Vient ensuite la partie la plus difficile. Youssef parle de justice, mais pas celle de vengeance sommaire ensanglantant le pays. « Cette justice, écrit-il, ne peut être fondée sur la vengeance et l’élimination physique des adversaires sans procès. N’est pas considérée comme justice si elle est exercée avec violence et avec la même méthodes d’arrestation et de détention adoptées depuis des décennies par le régime terroriste, injuste et inhumain de la part d’Assad».
C’est un moine qui parle de droits de procès équitables, de dignité même pour les criminels. « L’adversaire reste un être humain », insiste-t-il, « peu importe combien il a essayé de défigurer sa propre humanité avec ses mauvaises actions ». Et il ajoute : « Le peuple syrien a le droit de connaître le nom des criminels et leurs crimes, le nom des victimes et de les inculper devant la justice ». Pas la vengeance, par conséquent, mais la vérité et la justice.
Mais c’est lorsqu’il aborde le thème de la démocratie que la lettre devient tranchante comme une lame. Au président qui parle de « patrie » et d’« unité entre le peuple et le leadership », Youssef répond : « J’aurais voulu vous entendre parler de citoyenneté… Cela aurait été précieux si vous aviez mentionné la démocratie ». Ce sont les deux mots qui manquent dans le discours présidentiel, et ce n’est pas une coïncidence. La citoyenneté implique des droits, la démocratie cela implique le contrôle du pouvoir. Deux concepts qui résonnent encore en Syrie Révolutionnaire.
« Citoyenneté et démocratie », insiste le moine, « sont les deux garanties pour construire l’avenir dans la liberté et la dignité ». Sans eux, prévient-il, nous nous retrouvons inévitablement dans « l’exclusion ou marginalisation d’une partie de la population au profit d’une autre ou une élite dirigeante ». C’est l’histoire de la Syrie au cours des cinquante dernières années, raconté en une phrase.
La lettre se termine par une prière qui sent la prophétie : « Que Dieu protège le peuple syrien de l’orgueil, de la haine, de la soif de pouvoir et de domination ». Mais c’est ce qui est frappant dans ce qui suit : la vision d’une « Syrie de liberté, de progrès, de connaissance et de civilisation, La Syrie comme phare des peuples, un exemple de diversité ethniques, linguistiques et culturelles.
C’est le rêve de Dall’Oglio qui revient, par les mots de son successeur.

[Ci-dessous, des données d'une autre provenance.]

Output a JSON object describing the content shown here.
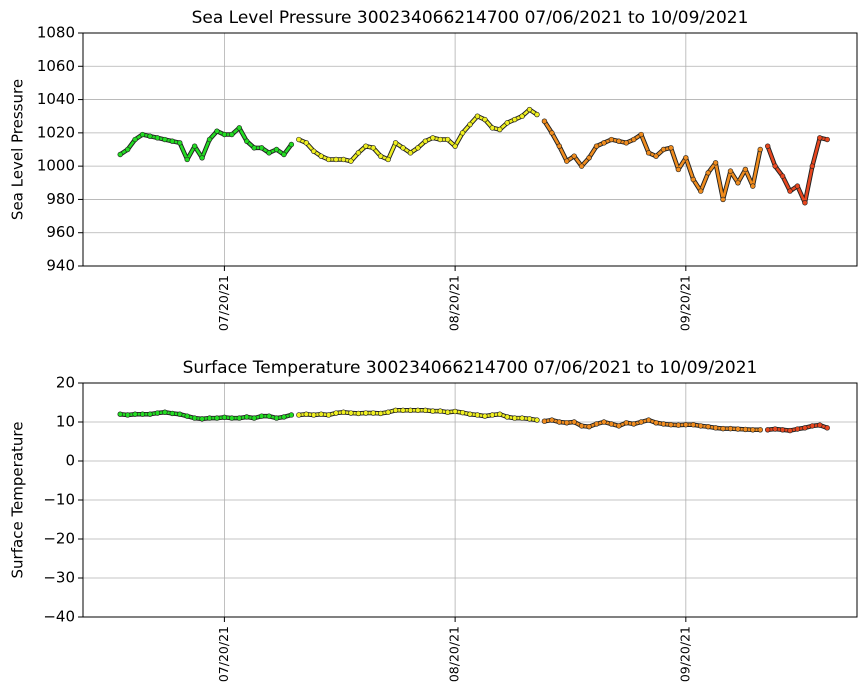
{
  "chart_data": [
    {
      "type": "scatter",
      "title": "Sea Level Pressure 300234066214700  07/06/2021 to 10/09/2021",
      "y_label": "Sea Level Pressure",
      "xlim": [
        "2021-07-01",
        "2021-10-13"
      ],
      "xticks": [
        {
          "value": "2021-07-20",
          "label": "07/20/21"
        },
        {
          "value": "2021-08-20",
          "label": "08/20/21"
        },
        {
          "value": "2021-09-20",
          "label": "09/20/21"
        }
      ],
      "ylim": [
        940,
        1080
      ],
      "yticks": [
        940,
        960,
        980,
        1000,
        1020,
        1040,
        1060,
        1080
      ],
      "grid": true,
      "series": [
        {
          "color": "#22dd22",
          "x": [
            "2021-07-06",
            "2021-07-07",
            "2021-07-08",
            "2021-07-09",
            "2021-07-10",
            "2021-07-11",
            "2021-07-12",
            "2021-07-13",
            "2021-07-14",
            "2021-07-15",
            "2021-07-16",
            "2021-07-17",
            "2021-07-18",
            "2021-07-19",
            "2021-07-20",
            "2021-07-21",
            "2021-07-22",
            "2021-07-23",
            "2021-07-24",
            "2021-07-25",
            "2021-07-26",
            "2021-07-27",
            "2021-07-28",
            "2021-07-29"
          ],
          "values": [
            1007,
            1010,
            1016,
            1019,
            1018,
            1017,
            1016,
            1015,
            1014,
            1004,
            1012,
            1005,
            1016,
            1021,
            1019,
            1019,
            1023,
            1015,
            1011,
            1011,
            1008,
            1010,
            1007,
            1013
          ]
        },
        {
          "color": "#f0f020",
          "x": [
            "2021-07-30",
            "2021-07-31",
            "2021-08-01",
            "2021-08-02",
            "2021-08-03",
            "2021-08-04",
            "2021-08-05",
            "2021-08-06",
            "2021-08-07",
            "2021-08-08",
            "2021-08-09",
            "2021-08-10",
            "2021-08-11",
            "2021-08-12",
            "2021-08-13",
            "2021-08-14",
            "2021-08-15",
            "2021-08-16",
            "2021-08-17",
            "2021-08-18",
            "2021-08-19",
            "2021-08-20",
            "2021-08-21",
            "2021-08-22",
            "2021-08-23",
            "2021-08-24",
            "2021-08-25",
            "2021-08-26",
            "2021-08-27",
            "2021-08-28",
            "2021-08-29",
            "2021-08-30",
            "2021-08-31"
          ],
          "values": [
            1016,
            1014,
            1009,
            1006,
            1004,
            1004,
            1004,
            1003,
            1008,
            1012,
            1011,
            1006,
            1004,
            1014,
            1011,
            1008,
            1011,
            1015,
            1017,
            1016,
            1016,
            1012,
            1020,
            1025,
            1030,
            1028,
            1023,
            1022,
            1026,
            1028,
            1030,
            1034,
            1031
          ]
        },
        {
          "color": "#f08c1e",
          "x": [
            "2021-09-01",
            "2021-09-02",
            "2021-09-03",
            "2021-09-04",
            "2021-09-05",
            "2021-09-06",
            "2021-09-07",
            "2021-09-08",
            "2021-09-09",
            "2021-09-10",
            "2021-09-11",
            "2021-09-12",
            "2021-09-13",
            "2021-09-14",
            "2021-09-15",
            "2021-09-16",
            "2021-09-17",
            "2021-09-18",
            "2021-09-19",
            "2021-09-20",
            "2021-09-21",
            "2021-09-22",
            "2021-09-23",
            "2021-09-24",
            "2021-09-25",
            "2021-09-26",
            "2021-09-27",
            "2021-09-28",
            "2021-09-29",
            "2021-09-30"
          ],
          "values": [
            1027,
            1020,
            1012,
            1003,
            1006,
            1000,
            1005,
            1012,
            1014,
            1016,
            1015,
            1014,
            1016,
            1019,
            1008,
            1006,
            1010,
            1011,
            998,
            1005,
            992,
            985,
            996,
            1002,
            980,
            997,
            990,
            998,
            988,
            1010
          ]
        },
        {
          "color": "#e8461e",
          "x": [
            "2021-10-01",
            "2021-10-02",
            "2021-10-03",
            "2021-10-04",
            "2021-10-05",
            "2021-10-06",
            "2021-10-07",
            "2021-10-08",
            "2021-10-09"
          ],
          "values": [
            1012,
            1000,
            994,
            985,
            988,
            978,
            1000,
            1017,
            1016
          ]
        }
      ]
    },
    {
      "type": "scatter",
      "title": "Surface Temperature 300234066214700  07/06/2021 to 10/09/2021",
      "y_label": "Surface Temperature",
      "xlim": [
        "2021-07-01",
        "2021-10-13"
      ],
      "xticks": [
        {
          "value": "2021-07-20",
          "label": "07/20/21"
        },
        {
          "value": "2021-08-20",
          "label": "08/20/21"
        },
        {
          "value": "2021-09-20",
          "label": "09/20/21"
        }
      ],
      "ylim": [
        -40,
        20
      ],
      "yticks": [
        {
          "value": -40,
          "label": "−40"
        },
        {
          "value": -30,
          "label": "−30"
        },
        {
          "value": -20,
          "label": "−20"
        },
        {
          "value": -10,
          "label": "−10"
        },
        0,
        10,
        20
      ],
      "grid": true,
      "series": [
        {
          "color": "#22dd22",
          "x": [
            "2021-07-06",
            "2021-07-07",
            "2021-07-08",
            "2021-07-09",
            "2021-07-10",
            "2021-07-11",
            "2021-07-12",
            "2021-07-13",
            "2021-07-14",
            "2021-07-15",
            "2021-07-16",
            "2021-07-17",
            "2021-07-18",
            "2021-07-19",
            "2021-07-20",
            "2021-07-21",
            "2021-07-22",
            "2021-07-23",
            "2021-07-24",
            "2021-07-25",
            "2021-07-26",
            "2021-07-27",
            "2021-07-28",
            "2021-07-29"
          ],
          "values": [
            12,
            11.8,
            12,
            12,
            12,
            12.3,
            12.5,
            12.2,
            12,
            11.5,
            11,
            10.8,
            11,
            11,
            11.2,
            11,
            11,
            11.3,
            11,
            11.5,
            11.5,
            11,
            11.3,
            11.8
          ]
        },
        {
          "color": "#f0f020",
          "x": [
            "2021-07-30",
            "2021-07-31",
            "2021-08-01",
            "2021-08-02",
            "2021-08-03",
            "2021-08-04",
            "2021-08-05",
            "2021-08-06",
            "2021-08-07",
            "2021-08-08",
            "2021-08-09",
            "2021-08-10",
            "2021-08-11",
            "2021-08-12",
            "2021-08-13",
            "2021-08-14",
            "2021-08-15",
            "2021-08-16",
            "2021-08-17",
            "2021-08-18",
            "2021-08-19",
            "2021-08-20",
            "2021-08-21",
            "2021-08-22",
            "2021-08-23",
            "2021-08-24",
            "2021-08-25",
            "2021-08-26",
            "2021-08-27",
            "2021-08-28",
            "2021-08-29",
            "2021-08-30",
            "2021-08-31"
          ],
          "values": [
            11.8,
            12,
            11.8,
            12,
            11.8,
            12.3,
            12.5,
            12.3,
            12.2,
            12.3,
            12.3,
            12.2,
            12.5,
            13,
            13,
            13,
            13,
            13,
            12.8,
            12.8,
            12.5,
            12.7,
            12.4,
            12,
            11.8,
            11.5,
            11.8,
            12,
            11.3,
            11,
            11,
            10.8,
            10.5
          ]
        },
        {
          "color": "#f08c1e",
          "x": [
            "2021-09-01",
            "2021-09-02",
            "2021-09-03",
            "2021-09-04",
            "2021-09-05",
            "2021-09-06",
            "2021-09-07",
            "2021-09-08",
            "2021-09-09",
            "2021-09-10",
            "2021-09-11",
            "2021-09-12",
            "2021-09-13",
            "2021-09-14",
            "2021-09-15",
            "2021-09-16",
            "2021-09-17",
            "2021-09-18",
            "2021-09-19",
            "2021-09-20",
            "2021-09-21",
            "2021-09-22",
            "2021-09-23",
            "2021-09-24",
            "2021-09-25",
            "2021-09-26",
            "2021-09-27",
            "2021-09-28",
            "2021-09-29",
            "2021-09-30"
          ],
          "values": [
            10.2,
            10.5,
            10,
            9.8,
            10,
            9,
            8.8,
            9.5,
            10,
            9.5,
            9,
            9.8,
            9.5,
            10,
            10.5,
            9.8,
            9.5,
            9.3,
            9.2,
            9.3,
            9.3,
            9,
            8.8,
            8.5,
            8.3,
            8.3,
            8.2,
            8.1,
            8,
            8
          ]
        },
        {
          "color": "#e8461e",
          "x": [
            "2021-10-01",
            "2021-10-02",
            "2021-10-03",
            "2021-10-04",
            "2021-10-05",
            "2021-10-06",
            "2021-10-07",
            "2021-10-08",
            "2021-10-09"
          ],
          "values": [
            8,
            8.2,
            8,
            7.8,
            8.2,
            8.5,
            9,
            9.2,
            8.5
          ]
        }
      ]
    }
  ]
}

Un rêve qui semblait mort sous les bombes et qui au lieu de cela continue à vivre parmi les pierres du monastère dans le désert. Nous ne savons pas si le président Al- Sharaa lira un jour cette lettre. Mais nous savons que des ruines de Mar Musa s’est élevée une voix qui parle d’un avenir différent. Dans un pays où, depuis un demi-siècle, l’avenir a été détourné par une famille et son clan n’est pas une mince affaire.